J Am Pharm Assoc (2003). 2019 Jan-Feb;59(1):89-107. doi: 10.1016/j.japh.2018.07.002. Epub 2018 Sep 6.
Recognizing pharmacists' increasing roles as primary care providers, programs offering remuneration for patient care services, and the administration of injections by pharmacists continue to be implemented. The objective of this article is to provide an update on remuneration programs available to pharmacists internationally for nondispensing services.
Systematic searches for relevant articles published from January 2013 to February 2018 across Pubmed (Medline), Embase, International Pharmaceutical Abstracts, Cochrane Library, Econlit, Scopus, and Web of Science.
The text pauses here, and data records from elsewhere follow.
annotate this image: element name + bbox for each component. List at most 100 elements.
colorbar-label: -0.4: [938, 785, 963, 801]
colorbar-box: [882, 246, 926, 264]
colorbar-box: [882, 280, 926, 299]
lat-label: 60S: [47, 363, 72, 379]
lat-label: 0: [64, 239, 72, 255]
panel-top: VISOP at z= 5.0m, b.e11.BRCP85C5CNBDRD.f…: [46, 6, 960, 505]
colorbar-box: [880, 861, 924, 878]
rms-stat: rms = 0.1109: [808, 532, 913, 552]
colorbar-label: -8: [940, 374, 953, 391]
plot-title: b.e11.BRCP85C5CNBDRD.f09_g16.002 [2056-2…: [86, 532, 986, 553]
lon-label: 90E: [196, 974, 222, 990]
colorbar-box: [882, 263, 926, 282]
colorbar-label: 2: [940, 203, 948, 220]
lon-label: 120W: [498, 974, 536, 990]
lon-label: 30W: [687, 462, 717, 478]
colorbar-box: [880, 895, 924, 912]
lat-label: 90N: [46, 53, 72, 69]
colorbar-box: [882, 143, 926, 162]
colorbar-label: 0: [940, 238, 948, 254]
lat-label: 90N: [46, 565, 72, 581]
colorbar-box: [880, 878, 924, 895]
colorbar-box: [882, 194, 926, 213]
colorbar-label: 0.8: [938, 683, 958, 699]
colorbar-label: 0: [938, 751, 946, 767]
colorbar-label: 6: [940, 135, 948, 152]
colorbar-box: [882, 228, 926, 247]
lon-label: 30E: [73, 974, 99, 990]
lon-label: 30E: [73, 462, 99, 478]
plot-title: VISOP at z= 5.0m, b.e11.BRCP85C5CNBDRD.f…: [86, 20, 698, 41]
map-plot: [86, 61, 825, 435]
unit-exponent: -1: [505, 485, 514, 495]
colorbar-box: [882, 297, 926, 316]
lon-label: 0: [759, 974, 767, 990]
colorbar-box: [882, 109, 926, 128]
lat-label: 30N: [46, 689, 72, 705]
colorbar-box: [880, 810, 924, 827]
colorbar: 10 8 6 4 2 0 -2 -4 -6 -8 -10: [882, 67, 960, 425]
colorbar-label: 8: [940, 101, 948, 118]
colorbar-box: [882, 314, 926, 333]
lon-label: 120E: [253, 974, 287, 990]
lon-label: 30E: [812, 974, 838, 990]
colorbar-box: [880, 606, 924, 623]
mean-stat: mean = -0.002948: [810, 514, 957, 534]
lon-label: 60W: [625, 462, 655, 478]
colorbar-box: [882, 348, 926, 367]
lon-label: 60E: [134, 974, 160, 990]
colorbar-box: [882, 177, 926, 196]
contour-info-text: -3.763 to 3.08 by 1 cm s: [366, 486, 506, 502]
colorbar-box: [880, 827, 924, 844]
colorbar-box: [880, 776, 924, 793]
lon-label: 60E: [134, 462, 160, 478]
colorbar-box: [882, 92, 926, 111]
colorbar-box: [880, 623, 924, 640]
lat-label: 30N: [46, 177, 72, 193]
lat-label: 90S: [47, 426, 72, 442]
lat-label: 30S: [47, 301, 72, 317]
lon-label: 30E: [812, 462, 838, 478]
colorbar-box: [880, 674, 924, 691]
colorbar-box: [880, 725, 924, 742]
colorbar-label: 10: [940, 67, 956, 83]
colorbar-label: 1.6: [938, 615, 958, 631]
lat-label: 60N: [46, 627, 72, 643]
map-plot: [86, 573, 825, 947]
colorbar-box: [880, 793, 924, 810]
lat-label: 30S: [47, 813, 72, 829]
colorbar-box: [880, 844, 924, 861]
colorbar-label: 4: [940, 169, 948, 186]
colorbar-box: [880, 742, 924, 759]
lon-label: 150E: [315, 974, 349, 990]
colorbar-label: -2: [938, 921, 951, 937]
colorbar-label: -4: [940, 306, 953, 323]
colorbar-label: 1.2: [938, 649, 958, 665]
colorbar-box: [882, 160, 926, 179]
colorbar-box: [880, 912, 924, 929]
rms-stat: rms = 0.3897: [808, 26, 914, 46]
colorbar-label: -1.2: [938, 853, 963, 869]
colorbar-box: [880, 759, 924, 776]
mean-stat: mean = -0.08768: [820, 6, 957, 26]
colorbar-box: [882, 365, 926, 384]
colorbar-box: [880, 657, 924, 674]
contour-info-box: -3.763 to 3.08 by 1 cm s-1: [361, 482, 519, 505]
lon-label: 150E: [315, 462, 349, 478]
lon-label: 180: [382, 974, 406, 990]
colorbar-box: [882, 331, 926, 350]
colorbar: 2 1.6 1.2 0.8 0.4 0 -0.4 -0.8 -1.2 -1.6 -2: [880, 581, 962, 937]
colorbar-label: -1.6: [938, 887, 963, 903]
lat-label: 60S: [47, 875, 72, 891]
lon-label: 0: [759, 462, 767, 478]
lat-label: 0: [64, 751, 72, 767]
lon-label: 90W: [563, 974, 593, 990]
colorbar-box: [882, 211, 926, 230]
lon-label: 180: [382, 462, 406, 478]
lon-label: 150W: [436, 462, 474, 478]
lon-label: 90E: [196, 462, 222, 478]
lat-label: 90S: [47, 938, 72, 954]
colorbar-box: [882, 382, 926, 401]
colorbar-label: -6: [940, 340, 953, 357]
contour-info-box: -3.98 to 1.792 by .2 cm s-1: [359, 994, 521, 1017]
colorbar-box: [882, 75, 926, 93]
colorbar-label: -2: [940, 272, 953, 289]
Gray literature searches, including targeted searches of websites of payers and pharmacy associations, were also performed.
Programs were included if they were newly introduced or had changes to patient eligibility criteria and fees since previously published reviews and if they were established programs offered by third-party payers for activities separate from dispensing.
Descriptive information on each program was extracted, including the program's jurisdiction (country and state, provincial, or regional level, as applicable), payer, service description, patient eligibility criteria, and fee structure.
Over the 5-year period studied, 95 new programs for noninjection patient care services and 37 programs for pharmacist-administered injections were introduced. Large ranges in fees offered for similar programs were observed across programs, even within the same country or region, at an average of $US 71 for an initial medication review, $19 for follow-ups to these reviews, $18 for prescription adaptations, and $13 for injection administration. Apart from some smoking cessation programs in England, which offered incentive payments for successful quits, all services were remunerated on a fee-for-service basis, often in the form of a flat fee regardless of the time spent providing the service.
Although funding for pharmacists' activities continues to show growth, concerns identified in previous reviews persist, including the great variability in remunerated activities, patient eligibility, and fees. These issues may limit opportunities for multijurisdictional program and service outcome evaluation.
随着药剂师作为初级保健提供者的角色日益得到认可,为患者护理服务提供报酬的计划和药剂师注射管理的计划继续得到实施。本文的目的是提供国际上药剂师非处方服务报酬计划的最新信息。
从 2013 年 1 月到 2018 年 2 月,通过 Pubmed(Medline)、Embase、国际药学文摘、 Cochrane 图书馆、Econlit、Scopus 和 Web of Science 对相关文章进行了系统搜索。还进行了灰色文献搜索,包括对支付者和药剂师协会网站的有针对性搜索。
如果计划是自上次发表的综述以来新推出的或对患者资格标准和费用进行了更改的,并且是第三方支付者为与配药分开的活动提供的既定计划,则将其纳入计划。
提取了每个计划的描述性信息,包括计划的管辖范围(国家和州、省或地区,视情况而定)、支付者、服务描述、患者资格标准和费用结构。
在所研究的 5 年期间,推出了 95 项新的非注射患者护理服务计划和 37 项药剂师管理注射计划。即使在同一国家或地区内,类似计划的费用也存在很大差异,平均而言,初始药物审查费用为 71 美元,这些审查的随访费用为 19 美元,处方调整费用为 18 美元,注射管理费用为 13 美元。除了英格兰的一些戒烟计划为成功戒烟提供激励性报酬外,所有服务均按服务收费方式付费,通常是无论提供服务所花费的时间长短,都收取固定费用。
尽管药剂师活动的资金继续增长,但之前综述中发现的问题仍然存在,包括报酬活动、患者资格和费用的巨大差异。这些问题可能会限制多司法管辖区计划和服务结果评估的机会。